We perform the test:

tb2 = goseq(pwf, "hg19", "ensGene")

Compare tb1 and tb2

We compare tb1 and tb2:

library(eulerr)
lt = list(
    test1 = tb1$category[p.adjust(tb1$over_represented_pvalue, "BH") < 0.05], 
    test2 = tb2$category[p.adjust(tb2$over_represented_pvalue, "BH") < 0.05]
)
plot(euler(lt), quantities = TRUE)

Does it mean the correction has no effect?

Compare to ORA

We also compare to ORA.

l = tb$fdr < 0.05; l[is.na(l)] = FALSE
diff_gene = tb$ensembl[l]

diff_gene are Ensembl IDs. We convert them to Entrez IDs:

library(GSEAtraining)
diff_gene = convert_to_entrez_id(diff_gene)
## 'select()' returned 1:many mapping between keys and columns

We use clusterProfiler to perform ORA analysis:

library(clusterProfiler)
library(org.Hs.eg.db)
tb3 = enrichGO(gene = diff_gene, ont = "BP", OrgDb = org.Hs.eg.db)
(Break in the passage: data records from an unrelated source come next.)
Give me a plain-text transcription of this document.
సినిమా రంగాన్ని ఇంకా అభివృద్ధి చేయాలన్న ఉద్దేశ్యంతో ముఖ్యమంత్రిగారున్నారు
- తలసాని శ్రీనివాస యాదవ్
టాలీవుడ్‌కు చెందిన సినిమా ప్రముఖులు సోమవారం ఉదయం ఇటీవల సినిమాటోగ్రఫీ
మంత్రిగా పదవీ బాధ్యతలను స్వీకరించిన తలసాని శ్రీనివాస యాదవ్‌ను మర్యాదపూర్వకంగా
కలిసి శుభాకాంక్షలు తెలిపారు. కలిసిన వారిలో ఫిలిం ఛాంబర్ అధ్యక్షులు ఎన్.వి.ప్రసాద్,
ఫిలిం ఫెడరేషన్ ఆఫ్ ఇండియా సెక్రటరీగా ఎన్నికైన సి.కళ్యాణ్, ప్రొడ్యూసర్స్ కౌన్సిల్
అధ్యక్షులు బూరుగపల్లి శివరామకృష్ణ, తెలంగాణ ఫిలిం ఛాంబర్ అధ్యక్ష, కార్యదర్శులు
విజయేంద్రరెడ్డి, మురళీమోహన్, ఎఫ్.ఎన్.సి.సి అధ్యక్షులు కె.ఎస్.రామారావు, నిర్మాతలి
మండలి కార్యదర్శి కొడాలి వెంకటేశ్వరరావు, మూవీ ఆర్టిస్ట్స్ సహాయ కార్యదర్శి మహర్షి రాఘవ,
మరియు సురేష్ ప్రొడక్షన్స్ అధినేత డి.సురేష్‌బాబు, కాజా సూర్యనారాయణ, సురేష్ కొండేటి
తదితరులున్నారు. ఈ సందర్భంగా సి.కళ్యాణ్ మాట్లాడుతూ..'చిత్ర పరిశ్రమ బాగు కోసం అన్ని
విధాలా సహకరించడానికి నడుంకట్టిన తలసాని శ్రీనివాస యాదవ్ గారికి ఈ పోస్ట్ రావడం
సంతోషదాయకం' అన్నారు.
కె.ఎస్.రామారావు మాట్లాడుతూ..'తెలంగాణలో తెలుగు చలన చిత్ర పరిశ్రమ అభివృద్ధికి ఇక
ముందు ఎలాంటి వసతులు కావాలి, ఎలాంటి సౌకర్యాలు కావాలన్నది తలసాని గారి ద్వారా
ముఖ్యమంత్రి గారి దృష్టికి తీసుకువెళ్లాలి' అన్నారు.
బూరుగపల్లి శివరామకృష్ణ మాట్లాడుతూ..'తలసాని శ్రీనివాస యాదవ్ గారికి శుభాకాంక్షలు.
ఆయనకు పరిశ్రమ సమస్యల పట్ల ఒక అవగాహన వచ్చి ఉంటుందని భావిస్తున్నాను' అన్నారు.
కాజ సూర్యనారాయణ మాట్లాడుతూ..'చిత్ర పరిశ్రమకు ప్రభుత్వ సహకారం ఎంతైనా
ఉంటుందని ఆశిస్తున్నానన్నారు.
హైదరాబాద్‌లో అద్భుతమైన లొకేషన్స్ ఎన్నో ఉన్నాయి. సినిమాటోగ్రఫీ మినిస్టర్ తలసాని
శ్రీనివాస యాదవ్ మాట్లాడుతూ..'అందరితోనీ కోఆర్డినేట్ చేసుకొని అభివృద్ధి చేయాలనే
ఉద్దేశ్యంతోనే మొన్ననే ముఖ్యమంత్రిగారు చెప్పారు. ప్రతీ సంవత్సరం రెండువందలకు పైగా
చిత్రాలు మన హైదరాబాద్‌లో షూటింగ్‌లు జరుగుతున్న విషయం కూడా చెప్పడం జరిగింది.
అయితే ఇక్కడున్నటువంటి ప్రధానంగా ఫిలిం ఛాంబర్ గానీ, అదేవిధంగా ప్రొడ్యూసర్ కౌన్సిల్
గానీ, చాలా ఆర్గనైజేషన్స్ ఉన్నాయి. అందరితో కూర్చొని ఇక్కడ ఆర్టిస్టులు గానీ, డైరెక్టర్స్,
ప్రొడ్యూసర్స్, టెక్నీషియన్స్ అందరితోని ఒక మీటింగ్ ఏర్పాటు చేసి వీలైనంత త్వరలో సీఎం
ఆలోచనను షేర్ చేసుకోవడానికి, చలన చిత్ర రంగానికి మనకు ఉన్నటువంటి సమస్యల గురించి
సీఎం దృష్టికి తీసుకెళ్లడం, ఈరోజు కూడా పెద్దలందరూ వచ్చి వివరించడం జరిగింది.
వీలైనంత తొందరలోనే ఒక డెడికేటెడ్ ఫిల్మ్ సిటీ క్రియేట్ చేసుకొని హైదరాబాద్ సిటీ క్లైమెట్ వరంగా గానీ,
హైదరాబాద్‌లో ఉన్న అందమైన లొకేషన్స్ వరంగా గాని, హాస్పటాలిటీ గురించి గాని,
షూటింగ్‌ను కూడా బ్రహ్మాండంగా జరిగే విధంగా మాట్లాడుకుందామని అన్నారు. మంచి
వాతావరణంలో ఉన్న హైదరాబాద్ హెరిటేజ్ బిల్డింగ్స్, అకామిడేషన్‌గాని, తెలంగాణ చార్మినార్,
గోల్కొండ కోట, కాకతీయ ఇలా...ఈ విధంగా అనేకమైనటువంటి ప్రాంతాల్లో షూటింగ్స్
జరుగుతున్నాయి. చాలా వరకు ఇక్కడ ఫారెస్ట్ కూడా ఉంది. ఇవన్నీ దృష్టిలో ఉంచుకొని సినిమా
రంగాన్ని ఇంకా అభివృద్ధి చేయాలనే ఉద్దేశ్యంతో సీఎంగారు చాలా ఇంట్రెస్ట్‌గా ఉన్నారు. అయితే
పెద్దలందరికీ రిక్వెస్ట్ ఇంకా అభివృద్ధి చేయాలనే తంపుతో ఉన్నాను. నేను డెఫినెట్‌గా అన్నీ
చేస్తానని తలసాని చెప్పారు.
Now we compare ORA to GOseq results. Note tb1 and tb2 contains results for all three ontologies (BP, CC, MF). Here we only need BP.

tb1 = tb1[tb1$ontology == "BP", ]
tb2 = tb2[tb2$ontology == "BP", ]

library(eulerr)
lt = list(
    test1 = tb1$category[p.adjust(tb1$over_represented_pvalue, "BH") < 0.05], 
    test2 = tb2$category[p.adjust(tb2$over_represented_pvalue, "BH") < 0.05],
    ora = tb3$ID[p.adjust(tb3$pvalue, "BH") < 0.05]
)
plot(euler(lt), quantities = TRUE)

Conclusion: goseq was designed when the Possion distribution was used for DE analysis and maybe it does not help nowadays when more advanced DE methods are used.